The newest addition to this list might not have the budget of some of the well-known disaster flicks, but it has the atmosphere and the tension to make up for it. While not heavy on gigantic disaster scenes, the allusion to destruction raises the stakes and keeps the viewers on edge. There is ham but very little cheese in this film, which works for what it is trying to achieve. This is an edge of your seat thriller and it gets your blood rolling, harkening back to what made the doomsday disaster films of yonder years so appealing to crowds of viewers. It’s a shame the pandemic prevented this one from wide theatre distribution, instead forcing it straight to Amazon Prime. This one may age better, but to avoid recency bias, I’m placing this one in a safe spot.
4. Knowing
In the ’50s a little girl who hears voices predicts massive catastrophes, and in the present day, only Nicholas Cage realizes it. This film lays the absurdities on thick. We are treated to Nicholas Cage acting bonkers in a film replete with sublimely destructive scenes including planes falling from the sky, and a solar flare engulfing the earth. The death toll is high in this one.
This film is so thematically chaotic it seems like an algorithm spat it out and I love every minute of it. People hate the batshit bonkers ending (SPOILER ALERT alien angels turn Nick Cage’s son and his friend into a new Adam and Eve, saving them from the earth’s destruction by depositing them on an Edenic planet). As someone who revels in bad and cheesy disaster flicks, I’m all for this wild 180. The aliens get a pass in this one since they don’t dominate the film’s content.
3. 2012
A temperature increase in the earth’s core causes natural disasters to decimate the earth as John Cusack tries to save his family from one threat after another, as predicted by a Mayan prophecy (but not really).
The hype for 2012 was huge, and audiences had high expectations for this film. Director Roland Emmerich was certainly no amateur, having directed previous disaster films The Day After Tomorrow and Independence Day. There are attempts at plot here, but none of it matters. This film is all spectacle and it barely tries to hide it, with what are probably the most bombastic, over-the-top disaster scenes in any film to date, including Los Angeles collapsing into the earth as a plane narrowly escapes and an immense volcanic eruption.
2. The Day After Tomorrow
Global warming threatens life on earth with an immensely devastating climate catastrophe. Resident expert Dennis Quaid tries to warn everyone, but it’s too late. As the Earth freezes, he must try to find his son (played by Jake Gyllenhaal).

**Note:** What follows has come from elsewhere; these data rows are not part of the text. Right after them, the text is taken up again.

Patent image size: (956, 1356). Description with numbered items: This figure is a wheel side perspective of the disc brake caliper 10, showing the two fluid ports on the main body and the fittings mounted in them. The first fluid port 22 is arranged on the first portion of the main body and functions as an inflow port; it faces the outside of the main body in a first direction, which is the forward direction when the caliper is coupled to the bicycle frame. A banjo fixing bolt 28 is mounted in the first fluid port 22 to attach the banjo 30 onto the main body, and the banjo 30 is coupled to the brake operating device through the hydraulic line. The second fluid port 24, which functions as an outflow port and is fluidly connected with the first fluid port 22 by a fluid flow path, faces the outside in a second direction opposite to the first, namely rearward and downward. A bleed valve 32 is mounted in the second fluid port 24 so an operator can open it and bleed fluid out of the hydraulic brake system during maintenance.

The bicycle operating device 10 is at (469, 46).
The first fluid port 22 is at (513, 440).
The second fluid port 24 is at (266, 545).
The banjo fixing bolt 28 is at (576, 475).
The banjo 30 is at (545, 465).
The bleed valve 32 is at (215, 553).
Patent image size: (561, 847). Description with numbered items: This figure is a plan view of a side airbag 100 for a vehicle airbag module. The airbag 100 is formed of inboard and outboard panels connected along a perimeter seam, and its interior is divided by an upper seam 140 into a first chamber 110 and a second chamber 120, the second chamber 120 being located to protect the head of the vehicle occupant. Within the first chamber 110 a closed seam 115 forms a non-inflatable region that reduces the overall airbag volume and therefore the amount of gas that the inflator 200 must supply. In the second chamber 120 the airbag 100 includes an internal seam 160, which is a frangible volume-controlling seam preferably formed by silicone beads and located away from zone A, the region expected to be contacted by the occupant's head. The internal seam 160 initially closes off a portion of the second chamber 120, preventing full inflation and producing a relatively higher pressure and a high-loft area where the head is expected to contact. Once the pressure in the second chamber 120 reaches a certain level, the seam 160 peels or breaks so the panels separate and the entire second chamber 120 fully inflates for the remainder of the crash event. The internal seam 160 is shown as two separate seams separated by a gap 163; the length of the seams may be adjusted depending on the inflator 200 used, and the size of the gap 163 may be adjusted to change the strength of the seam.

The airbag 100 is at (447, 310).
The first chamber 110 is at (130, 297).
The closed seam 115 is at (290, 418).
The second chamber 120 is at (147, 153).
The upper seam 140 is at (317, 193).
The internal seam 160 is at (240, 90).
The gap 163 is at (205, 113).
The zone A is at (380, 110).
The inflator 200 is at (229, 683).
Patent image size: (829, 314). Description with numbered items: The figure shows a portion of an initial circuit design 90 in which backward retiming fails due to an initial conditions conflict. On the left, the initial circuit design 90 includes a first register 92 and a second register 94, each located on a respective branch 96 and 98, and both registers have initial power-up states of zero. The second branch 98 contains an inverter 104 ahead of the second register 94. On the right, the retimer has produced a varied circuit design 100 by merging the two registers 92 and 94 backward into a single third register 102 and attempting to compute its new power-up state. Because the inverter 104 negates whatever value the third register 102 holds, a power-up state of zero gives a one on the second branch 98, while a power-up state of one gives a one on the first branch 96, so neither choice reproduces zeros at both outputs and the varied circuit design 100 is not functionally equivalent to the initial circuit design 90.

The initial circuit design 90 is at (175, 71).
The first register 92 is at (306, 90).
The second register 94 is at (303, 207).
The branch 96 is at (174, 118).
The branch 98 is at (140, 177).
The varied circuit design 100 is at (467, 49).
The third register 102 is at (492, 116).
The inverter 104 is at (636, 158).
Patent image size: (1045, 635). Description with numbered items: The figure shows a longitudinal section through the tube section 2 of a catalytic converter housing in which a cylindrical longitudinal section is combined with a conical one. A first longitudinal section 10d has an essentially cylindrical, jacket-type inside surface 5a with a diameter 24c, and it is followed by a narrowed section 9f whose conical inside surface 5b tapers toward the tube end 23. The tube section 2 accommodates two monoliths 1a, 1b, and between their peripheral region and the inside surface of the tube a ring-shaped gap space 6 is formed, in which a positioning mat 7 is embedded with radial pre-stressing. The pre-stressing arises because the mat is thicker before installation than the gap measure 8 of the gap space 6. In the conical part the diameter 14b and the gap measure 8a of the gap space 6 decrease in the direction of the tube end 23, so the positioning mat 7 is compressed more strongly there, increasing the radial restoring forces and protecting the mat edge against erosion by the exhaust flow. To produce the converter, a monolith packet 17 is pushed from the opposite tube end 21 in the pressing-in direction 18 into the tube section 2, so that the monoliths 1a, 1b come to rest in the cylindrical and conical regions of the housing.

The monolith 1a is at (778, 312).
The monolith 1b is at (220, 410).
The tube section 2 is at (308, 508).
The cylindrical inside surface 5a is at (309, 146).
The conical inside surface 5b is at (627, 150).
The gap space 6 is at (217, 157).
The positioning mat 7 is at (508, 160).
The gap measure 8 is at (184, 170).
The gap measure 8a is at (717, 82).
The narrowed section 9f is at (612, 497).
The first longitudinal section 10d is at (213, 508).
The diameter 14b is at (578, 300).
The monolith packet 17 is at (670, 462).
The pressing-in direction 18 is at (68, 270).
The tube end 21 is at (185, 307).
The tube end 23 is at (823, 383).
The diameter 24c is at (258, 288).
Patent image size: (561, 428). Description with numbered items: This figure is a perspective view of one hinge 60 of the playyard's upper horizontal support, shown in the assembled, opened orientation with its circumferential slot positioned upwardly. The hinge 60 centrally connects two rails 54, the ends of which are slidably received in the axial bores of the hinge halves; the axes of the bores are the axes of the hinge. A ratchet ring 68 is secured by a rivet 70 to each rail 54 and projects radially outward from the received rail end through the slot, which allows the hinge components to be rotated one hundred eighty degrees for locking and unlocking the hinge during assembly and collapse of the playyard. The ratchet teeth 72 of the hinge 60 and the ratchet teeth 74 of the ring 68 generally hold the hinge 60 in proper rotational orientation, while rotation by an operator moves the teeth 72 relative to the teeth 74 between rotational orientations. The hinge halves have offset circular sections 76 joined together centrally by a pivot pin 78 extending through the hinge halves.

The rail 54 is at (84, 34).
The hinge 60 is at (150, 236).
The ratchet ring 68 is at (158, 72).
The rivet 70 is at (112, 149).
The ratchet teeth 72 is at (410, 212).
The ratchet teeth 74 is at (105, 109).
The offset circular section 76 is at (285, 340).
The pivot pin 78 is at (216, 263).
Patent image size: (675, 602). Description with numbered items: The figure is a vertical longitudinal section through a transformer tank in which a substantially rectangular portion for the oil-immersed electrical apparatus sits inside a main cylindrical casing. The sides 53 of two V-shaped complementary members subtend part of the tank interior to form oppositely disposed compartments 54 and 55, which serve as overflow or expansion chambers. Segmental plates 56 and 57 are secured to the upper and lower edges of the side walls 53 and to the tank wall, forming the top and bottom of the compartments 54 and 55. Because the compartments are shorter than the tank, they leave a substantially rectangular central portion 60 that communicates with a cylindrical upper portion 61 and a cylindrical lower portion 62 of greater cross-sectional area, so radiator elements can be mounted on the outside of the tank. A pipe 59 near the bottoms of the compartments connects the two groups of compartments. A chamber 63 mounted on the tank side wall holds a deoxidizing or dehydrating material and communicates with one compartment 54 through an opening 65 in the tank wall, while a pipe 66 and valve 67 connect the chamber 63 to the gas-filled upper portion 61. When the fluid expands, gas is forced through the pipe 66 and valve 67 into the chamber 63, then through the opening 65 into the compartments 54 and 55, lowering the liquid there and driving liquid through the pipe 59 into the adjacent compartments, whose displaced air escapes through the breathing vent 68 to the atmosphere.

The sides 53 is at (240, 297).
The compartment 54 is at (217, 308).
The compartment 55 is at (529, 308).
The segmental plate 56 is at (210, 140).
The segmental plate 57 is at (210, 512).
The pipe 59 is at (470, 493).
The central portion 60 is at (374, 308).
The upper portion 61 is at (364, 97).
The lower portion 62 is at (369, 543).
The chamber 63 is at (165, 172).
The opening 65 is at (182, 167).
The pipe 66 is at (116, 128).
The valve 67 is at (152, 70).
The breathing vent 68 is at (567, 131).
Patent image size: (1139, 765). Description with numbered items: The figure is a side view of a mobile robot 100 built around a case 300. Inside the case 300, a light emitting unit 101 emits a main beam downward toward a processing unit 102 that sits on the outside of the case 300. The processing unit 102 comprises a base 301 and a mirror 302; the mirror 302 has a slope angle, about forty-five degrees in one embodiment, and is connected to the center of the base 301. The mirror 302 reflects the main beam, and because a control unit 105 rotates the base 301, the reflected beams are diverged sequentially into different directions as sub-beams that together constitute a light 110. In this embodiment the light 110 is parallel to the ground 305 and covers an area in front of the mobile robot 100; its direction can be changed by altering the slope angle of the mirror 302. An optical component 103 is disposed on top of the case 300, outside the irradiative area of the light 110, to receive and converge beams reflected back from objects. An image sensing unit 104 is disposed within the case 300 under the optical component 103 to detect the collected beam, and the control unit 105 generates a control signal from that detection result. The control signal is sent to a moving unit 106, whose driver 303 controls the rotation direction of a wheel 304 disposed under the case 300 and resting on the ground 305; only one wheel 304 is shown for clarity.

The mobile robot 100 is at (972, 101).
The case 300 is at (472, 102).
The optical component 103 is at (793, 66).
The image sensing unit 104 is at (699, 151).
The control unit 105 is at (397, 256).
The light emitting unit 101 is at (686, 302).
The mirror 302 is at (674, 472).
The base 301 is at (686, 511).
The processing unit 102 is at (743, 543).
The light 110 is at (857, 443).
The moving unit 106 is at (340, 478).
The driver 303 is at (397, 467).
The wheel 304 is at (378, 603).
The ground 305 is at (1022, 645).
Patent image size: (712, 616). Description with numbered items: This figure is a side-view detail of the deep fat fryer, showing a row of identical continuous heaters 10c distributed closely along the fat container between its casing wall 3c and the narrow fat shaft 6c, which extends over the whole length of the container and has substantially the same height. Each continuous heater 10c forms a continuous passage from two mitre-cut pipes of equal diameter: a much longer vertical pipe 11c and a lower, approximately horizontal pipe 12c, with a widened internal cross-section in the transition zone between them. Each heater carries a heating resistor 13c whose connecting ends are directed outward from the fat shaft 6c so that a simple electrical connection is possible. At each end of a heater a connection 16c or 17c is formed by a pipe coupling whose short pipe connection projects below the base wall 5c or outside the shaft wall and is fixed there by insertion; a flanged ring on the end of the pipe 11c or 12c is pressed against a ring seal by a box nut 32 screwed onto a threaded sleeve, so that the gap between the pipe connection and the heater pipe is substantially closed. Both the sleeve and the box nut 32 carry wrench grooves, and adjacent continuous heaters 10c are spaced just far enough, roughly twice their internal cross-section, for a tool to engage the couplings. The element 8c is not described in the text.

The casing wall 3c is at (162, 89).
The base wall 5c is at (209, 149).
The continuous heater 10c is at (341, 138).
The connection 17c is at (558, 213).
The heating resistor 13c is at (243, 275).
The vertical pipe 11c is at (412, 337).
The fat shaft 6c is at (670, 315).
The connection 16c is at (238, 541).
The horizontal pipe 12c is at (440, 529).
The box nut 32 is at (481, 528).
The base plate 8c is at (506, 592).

This one stands out from the rest of the crop. Rather than a comet, it is the inescapable disaster of climate change that obliterates the earth with mega tornadoes, tsunamis and global freeze. This one has one of my favourite disaster scenes of all time, a giant tsunami engulfing New York City. Sure, we’ve seen this before, but no one does it better than director Roland Emmerich.
1. Deep Impact
On the surface, the concept is almost identical to Armageddon. A giant comet threatens to destroy the earth, but the world fights back. But there is so much more beneath the surface.
Released the same year as Armageddon, Deep Impact had a pretty shallow impact at the box office. In the years since, it’s almost been forgotten, not holding the same place in the cultural imagination as Armageddon, but I would argue for it is a far superior film. There are multiple compelling storylines, the edge of your seat thrills, and disaster scenes that were the crème de la crème when the film was released. The all-star cast (Robert Duvall, Elijah Wood, Morgan Freeman, Vanessa Redgrave) brings some great performances to the table. While the film has its share of ham, the well-developed subplots pull at the heartstrings. This female-directed (Mimi Leder) doomsday disaster film also features Téa Leoni as an MSNBC journalist, in what is the strongest female-dominant storyline in any doomsday disaster flick. This one has it all, including a terrifying scene of a tsunami swallowing New York City.